DSK, Tiger Woods, Rocco Siffredi… Si certaines personnalités médiatiques ont vulgarisé l’addiction au sexe, l’hypersexualité concernerait 3 à 6% de la population adulte. Avec de lourdes répercussions à la clé. Les explications du docteur Véronique Fonteille, médecin addictologue et sexologue au service universitaire d’addictologie de Lyon dans le service du professeur Benjamin Rolland.
Qu’est-ce que l’addiction au sexe ou hypersexualité ?
Contrairement à une autre addiction comportementale tel que le jeu de hasard et d’argent, il n’existe pas de critères diagnostiques officiels et consensuels pour l’addiction au sexe. Au même titre que les autres addictions avec produits (tabac, drogues, alcool..), on va retrouver la notion de perte de contrôle et les répercussions sociales (familiales, professionnelles..) et médicales. Cela n’est plus un choix. On a perdu la liberté de s’abstenir, malgré les conséquences négatives de la consommation.
À partir de quand est-on considéré comme addict au sexe ?

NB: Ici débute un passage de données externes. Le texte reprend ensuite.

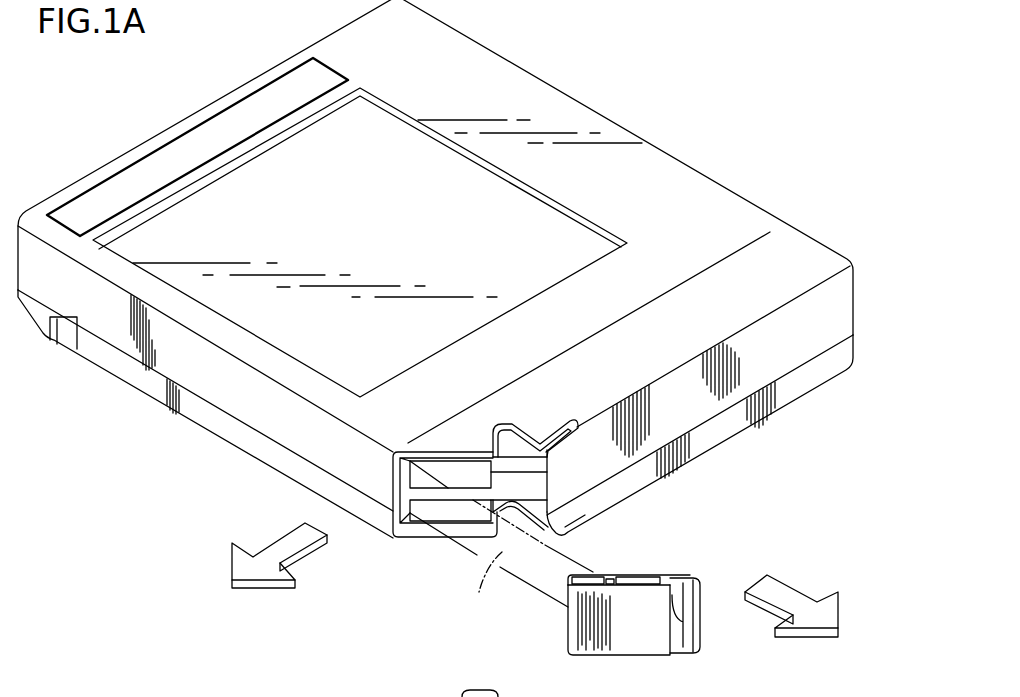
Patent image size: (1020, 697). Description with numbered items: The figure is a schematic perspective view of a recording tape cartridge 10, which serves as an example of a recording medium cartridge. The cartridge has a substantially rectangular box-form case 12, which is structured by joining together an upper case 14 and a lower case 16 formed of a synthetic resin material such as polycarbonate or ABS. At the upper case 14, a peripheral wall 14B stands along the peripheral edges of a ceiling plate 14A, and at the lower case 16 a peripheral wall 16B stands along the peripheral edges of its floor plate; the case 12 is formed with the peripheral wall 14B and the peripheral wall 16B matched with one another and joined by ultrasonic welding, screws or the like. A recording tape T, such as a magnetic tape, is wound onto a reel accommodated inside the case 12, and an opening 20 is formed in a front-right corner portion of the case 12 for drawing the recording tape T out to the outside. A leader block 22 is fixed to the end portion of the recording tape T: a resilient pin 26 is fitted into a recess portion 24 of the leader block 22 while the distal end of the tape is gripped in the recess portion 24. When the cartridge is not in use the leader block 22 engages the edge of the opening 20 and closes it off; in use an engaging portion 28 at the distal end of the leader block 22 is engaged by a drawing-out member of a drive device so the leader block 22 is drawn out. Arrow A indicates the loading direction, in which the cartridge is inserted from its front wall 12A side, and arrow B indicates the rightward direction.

The recording tape cartridge 10 is at (670, 92).
The case 12 is at (702, 158).
The front wall 12A is at (708, 437).
The upper case 14 is at (855, 302).
The ceiling plate 14A is at (513, 90).
The peripheral wall 14B is at (268, 414).
The lower case 16 is at (855, 342).
The peripheral wall 16B is at (305, 472).
The opening 20 is at (436, 552).
The leader block 22 is at (647, 632).
The recess portion 24 is at (615, 576).
The resilient pin 26 is at (612, 575).
The engaging portion 28 is at (680, 600).
The arrow A is at (783, 595).
The arrow B is at (280, 547).
The recording tape T is at (509, 565).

Il n’y a pas de normes en matière de sexualité. Il n’existe pas de sexualité « normale » ni une seule façon de la pratiquer. Les seules limites et contraintes, vont être d’ordres légales, religieuses, culturelles. Donc, l’addiction au sexe n’est pas une question de quantité. Il n’existe pas de cut off concernant les pratiques sexuelles où, au-dessus d’une certaine fréquence on pourrait dire que c’est nocif pour la santé… Il n’ y a pas de normes en termes de fréquence, une ou plusieurs pratiques sexuelles par jour ? Par semaine ? Par mois ? Il n’y a pas de consensus.
C’est plutôt une question de ressenti personnel. Certains auront plusieurs activités sexuelles par jour mais par choix, sans aucune répercussion sur leur vie familiale et personnelle. Ils n’éprouveront ainsi pas de souffrance de leur pratique sexuelle (ils ne viendront d’ailleurs pas nous consulter !). D’autres, avec pourtant une pratique sexuelle moins intense en termes de quantité, ont des répercussions familiales, sociales de ces pratiques et sont en détresse s’ils ne peuvent assouvir leur besoin.
Pour l’addict sexuel, la sexualité n’est plus un plaisir mais devient un besoin difficilement contrôlable, avec une pratique sexuelle qui se poursuit, qui est envahissante malgré les conséquences négatives, engendrant une souffrance avec beaucoup de honte et de culpabilité.
La banalisation de la pornographie n’a-t-elle pas démultipliée le nombre d’addicts au sexe ?
Il est difficile de répondre de manière tranchée. Certes, ce n’est pas parce que l’on regarde régulièrement du porno que l’on est addict au sexe. Mais c’est vrai que les enfants sont confrontés de plus en plus tôt à ces scènes en principe interdites aux moins de 18 ans. 11 ans, c’est l’âge moyen auquel un enfant est confronté pour la première fois à des images porno. À l’adolescence, un jeune sur cinq affirme regarder du porno au moins une fois/semaine.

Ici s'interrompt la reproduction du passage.